The city was seeing that now, firsthand.

Riots had claimed whole blocks in the South Bronx. Nighttime was the worst. Jackson kept waiting for a call from a captain that would put him back in the old uniform and out on the street. But no word yet. Not a lot of radio chatter at all, whenever he switched it on inside his car. So he kept on doing what he was paid to do.

The governor had resisted calls for the National Guard, but he was just a guy in Albany, weighing his political future. Supposedly, with so many units still in Iraq and Afghanistan, the guard was undermanned and underequipped — but, looking at the black smoke in the distant sky, Jackson would have welcomed any help.

Jackson dealt with vandals in all five boroughs, but nobody bombed as much of the city’s fa$clade as Phade. Dude was everywhere. Must have slept all day, tagged all night. He was fifteen or sixteen now, had been getting up since he was twelve. That was the age most taggers start, toying up at schools, on newspaper boxes, etc. In surveillance photos, Phade’s face was always obscured, usually by a Yankees cap tucked underneath a sweatshirt hood, sometimes even an aerosol mask. He wore typical tagger get-up: cargo pants with many pockets, a backpack for his Krylons, hi-top kicks.

Most vandals work in tagging crews, but not Phade. He was a young legend, moving with apparent impunity throughout diverse neighborhoods. He was said to carry a stolen set of transit keys, including a skeleton that unlocked subway cars. His tags earned respect. The typical profile of a young tagger is low self-esteem, a desire for peer recognition, a distorted view of fame. Phade fit none of these traits. His signature wasn’t a tag — usually a nickname or a repetitive motif — but his style itself. His pieces jumped off walls. Jackson’s own suspicion — long since moved from a hunch to a foregone certainty — was that Phade was likely obsessive-compulsive, perhaps showing symptoms of Asperger’s syndrome or even full-spectrum autism.

Jackson understood this, in part, because he was an obsessive himself.
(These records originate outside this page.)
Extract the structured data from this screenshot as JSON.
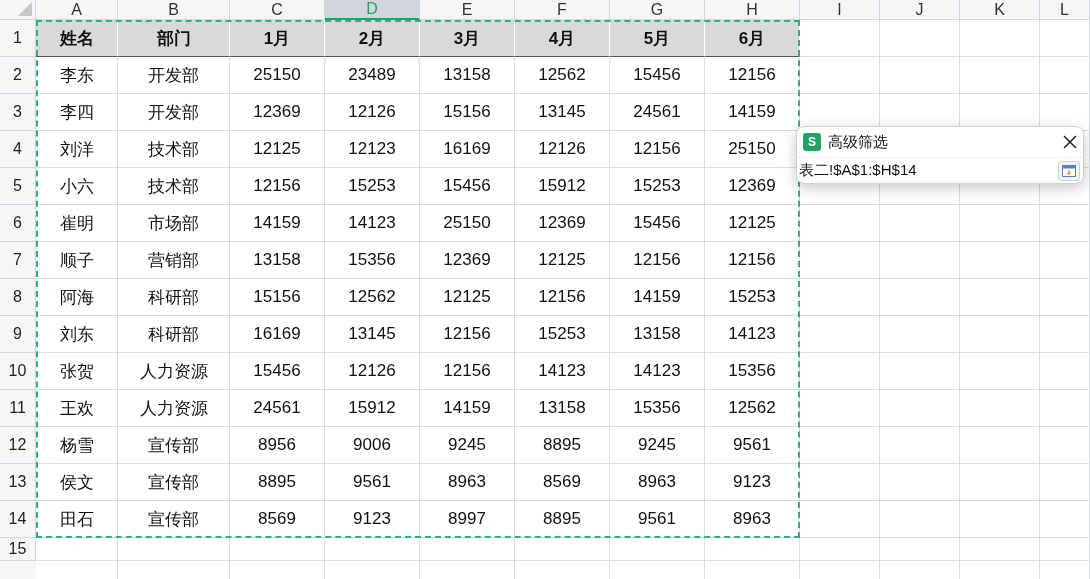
{
  "columns": [
    {
      "label": "A",
      "selected": false
    },
    {
      "label": "B",
      "selected": false
    },
    {
      "label": "C",
      "selected": false
    },
    {
      "label": "D",
      "selected": true
    },
    {
      "label": "E",
      "selected": false
    },
    {
      "label": "F",
      "selected": false
    },
    {
      "label": "G",
      "selected": false
    },
    {
      "label": "H",
      "selected": false
    },
    {
      "label": "I",
      "selected": false
    },
    {
      "label": "J",
      "selected": false
    },
    {
      "label": "K",
      "selected": false
    },
    {
      "label": "L",
      "selected": false
    }
  ],
  "rows": [
    {
      "number": "1",
      "kind": "header",
      "cells": [
        "姓名",
        "部门",
        "1月",
        "2月",
        "3月",
        "4月",
        "5月",
        "6月"
      ]
    },
    {
      "number": "2",
      "kind": "data",
      "cells": [
        "李东",
        "开发部",
        "25150",
        "23489",
        "13158",
        "12562",
        "15456",
        "12156"
      ]
    },
    {
      "number": "3",
      "kind": "data",
      "cells": [
        "李四",
        "开发部",
        "12369",
        "12126",
        "15156",
        "13145",
        "24561",
        "14159"
      ]
    },
    {
      "number": "4",
      "kind": "data",
      "cells": [
        "刘洋",
        "技术部",
        "12125",
        "12123",
        "16169",
        "12126",
        "12156",
        "25150"
      ]
    },
    {
      "number": "5",
      "kind": "data",
      "cells": [
        "小六",
        "技术部",
        "12156",
        "15253",
        "15456",
        "15912",
        "15253",
        "12369"
      ]
    },
    {
      "number": "6",
      "kind": "data",
      "cells": [
        "崔明",
        "市场部",
        "14159",
        "14123",
        "25150",
        "12369",
        "15456",
        "12125"
      ]
    },
    {
      "number": "7",
      "kind": "data",
      "cells": [
        "顺子",
        "营销部",
        "13158",
        "15356",
        "12369",
        "12125",
        "12156",
        "12156"
      ]
    },
    {
      "number": "8",
      "kind": "data",
      "cells": [
        "阿海",
        "科研部",
        "15156",
        "12562",
        "12125",
        "12156",
        "14159",
        "15253"
      ]
    },
    {
      "number": "9",
      "kind": "data",
      "cells": [
        "刘东",
        "科研部",
        "16169",
        "13145",
        "12156",
        "15253",
        "13158",
        "14123"
      ]
    },
    {
      "number": "10",
      "kind": "data",
      "cells": [
        "张贺",
        "人力资源",
        "15456",
        "12126",
        "12156",
        "14123",
        "14123",
        "15356"
      ]
    },
    {
      "number": "11",
      "kind": "data",
      "cells": [
        "王欢",
        "人力资源",
        "24561",
        "15912",
        "14159",
        "13158",
        "15356",
        "12562"
      ]
    },
    {
      "number": "12",
      "kind": "data",
      "cells": [
        "杨雪",
        "宣传部",
        "8956",
        "9006",
        "9245",
        "8895",
        "9245",
        "9561"
      ]
    },
    {
      "number": "13",
      "kind": "data",
      "cells": [
        "侯文",
        "宣传部",
        "8895",
        "9561",
        "8963",
        "8569",
        "8963",
        "9123"
      ]
    },
    {
      "number": "14",
      "kind": "data",
      "cells": [
        "田石",
        "宣传部",
        "8569",
        "9123",
        "8997",
        "8895",
        "9561",
        "8963"
      ]
    },
    {
      "number": "15",
      "kind": "empty",
      "cells": []
    }
  ],
  "dialog": {
    "app_badge": "S",
    "title": "高级筛选",
    "value": "表二!$A$1:$H$14"
  }
}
He carried a full book on Phade, quite similar in appearance to the “piece books” taggers carried, featuring their graffiti outlines in a black-cover Cachet sketchbook. As one of five officers assigned to the GHOST unit within the Vandals Taskforce — the Graffiti Habitual Offender Suppression Team — he was responsible for maintaining a graffiti offender databank cross-referencing tags and throw-ups with addresses. People who consider graffiti a kind of “street art” think of brightly colored, Wild Style bubble bombs on building murals and subway cars. They don’t think of tagging crews etching storefronts, competing for high-profile — and often dangerous—“gets.” Or, more often, marking gang territory, establishing name recognition and intimidation.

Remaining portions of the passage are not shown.